Line (Out) of Control?

06 Jan, 2017    ·   5219

Joy Mitra argues that risks to general stability in the region remain entrenched in the dynamics of the India-Pakistan conflict and that it could lead to an uncontrollable conflict trajectory

The Line of Control (LoC) between India and Pakistan is witnessing a fresh spiral of violence post the Indian “surgical” strikes of 29 September 2016. The spike in violence seems to suggest that the ceasefire agreement of 2003 between the two countries no longer holds water. Some within and outside government circles have begun speaking in terms of ‘war’ and the general impression created is that the agreement has lost its sanctity.
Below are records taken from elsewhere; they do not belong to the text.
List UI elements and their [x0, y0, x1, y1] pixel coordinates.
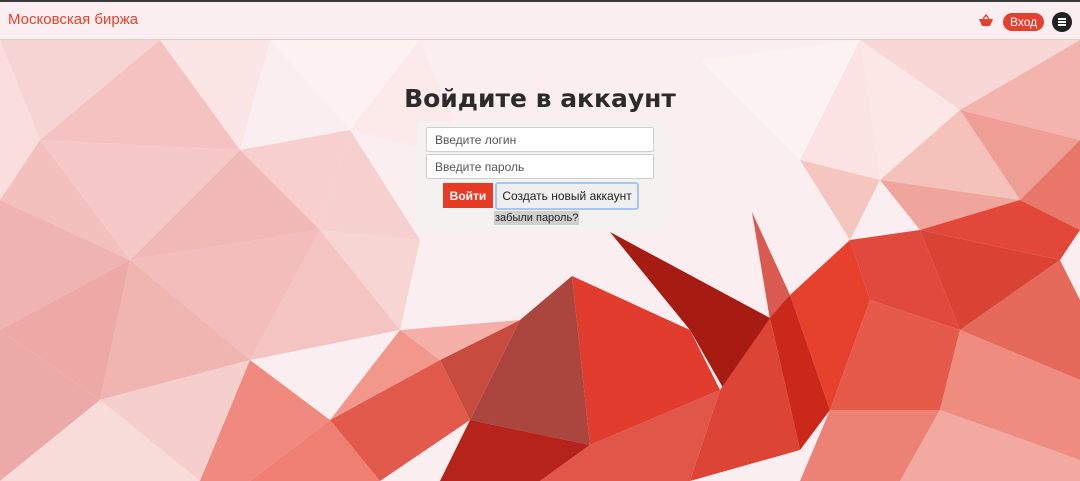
login-page: Московская биржа Вход Войдите в аккаунт …: [0, 0, 1080, 481]
login-form: Войти Создать новый аккаунт забыли парол…: [417, 122, 663, 231]
top-navbar: Московская биржа Вход: [0, 0, 1080, 40]
brand-link[interactable]: Московская биржа: [8, 11, 138, 28]
forgot-password-link[interactable]: забыли пароль?: [494, 211, 580, 225]
menu-icon[interactable]: [1052, 12, 1072, 32]
password-input[interactable]: [426, 154, 654, 179]
login-button[interactable]: Вход: [1003, 13, 1045, 31]
low-poly-background: [0, 0, 1080, 481]
page-title: Войдите в аккаунт: [404, 84, 676, 113]
submit-button[interactable]: Войти: [443, 183, 493, 208]
cart-icon[interactable]: [978, 13, 994, 30]
login-input[interactable]: [426, 127, 654, 152]
create-account-button[interactable]: Создать новый аккаунт: [495, 182, 639, 210]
This may however be jumping the gun too soon given that the ‘dialogue of violence’ is not happening along the entire stretch of the LoC and there are more conventional threshold levels to be crossed. The risks to general stability in the region, however, remain entrenched in the dynamics of the conflict and could lead to an uncontrollable conflict trajectory.

Sanctity of the 2003 Ceasefire-Agreement
It must be noted that even before the Uri attack and the Indian strike back, certain sectors along the LoC were witnessing higher concentration of violent incidents. Post the Indian strike back the first repercussions were more an increase in the intensity of violence along those sectors and not a general escalation of the conflict along the LoC. Therefore, the ceasefire accords had value until the first spatial threshold was crossed with the attack at the Indian military base close to the Jammu border, which India refers to as the ‘international border’and Pakistan as the ‘working boundary’. This may still not be a general breach of the geographical threshold on the military escalation ladder given that the current spate of violence is still confined to the state of Jammu and Kashmir and ceasefire violations do not necessarily imply a ceasefire breakdown. The intensity of violations may however go up at a certain spatial and temporal location.

Probable Escalation Dynamics
Additionally, while both sides have resorted to heavy artillery and mortar shelling, neither has vertically escalated in terms of introduction of air assets or other platforms. The pattern of attacks clearly demonstrate that military installations are the prime targets. A qualitative threshold can be breached here in terms of the choice of targets. This will lead to a geographical expansion of the threat-perception and spread the Indian security forces thin.

The prospects for any horizontal escalation could entail attacks south into Punjab. Going by the history of previous such episodes, this escalation should not happen. India and Pakistan seem to have systematised a periodic bout of violence along the LoC into their relationship that ebbs and flows conditional on the political milieu associated with it. In 2013, a similar episode of violence saw the ‘Mutually Hurting Stalemate (MHS)’ reached before any spatial escalation.

Subjective Stalemates
It is not necessary for an objective MHS to be realised. The stalemate could be a dynamic normal with both sides not necessarily sustaining equal measure of losses, albeit it is the perception of this normal that matters. MHS can be reached if both sides believe that neither can escalate to victory and a negotiated solution is possible, i.e. both sides perceive the other to be willing to negotiate. Additionally, the victory condition can also be subjective.

At present, the dynamic normal that exists between India and Pakistan may seem like an objective MHS to neutral observers but the rhetoric on the Indian side suggests that it believes it has established escalation dominance. This seems to be part of the victory condition that India has defined: escalation dominance which goes in conjunction with diplomatic efforts to internationally isolate Pakistan. Without going into the merits/demerits of the policy objective, it is reasonable to assume that the politico-military leadership believes it can achieve this victory condition and this translates into unwillingness to consider a negotiated settlement, when a better outcome can be achieved by coercive bargaining.

In Pakistan, public attention is occupied with events in the domestic polity. The civilian arm has made attempts to negotiate, and this option would not have been pursued without blessings from their security establishment. Even if Pakistan believes that the MHS has been reached, it is then left with the choice of preventing India from achieving its victory condition, only by sustaining the conflict long enough to impress upon India that a negotiated outcome is the only way to avoid the loss-loss scenario of a prisoner’s dilemma.

Unpredictable Conflict Trajectory
The Nagrota attack seems to be a demonstration of Pakistan’s intent to continue the mutual hurt if not in the form of a stalemate. This could also be a consequence of increased risk propensity due to loss perception that Pakistan might have because of cumulative losses it has incurred in diplomatic, military and reputational terms. The existence of loss perception can lead to increased propensity to continue the conflict, perhaps even escalate in the sub-conventional domain. Pakistan’s intent to continue the mutual hurt may however have consequences for public perception in India and not necessarily in favour of restraint because public perception is a double-edged sword. A sustained campaign to inflict losses can generate enough vitriol to bind the government to its rhetoric and could lead to uncontrollable consequences. 

In conclusion, periodic bouts of such violence, combined with loss perception in Pakistan and aggressive rhetoric in India despite the existence of an objective MHS, can take a trajectory which may not be in either side's control.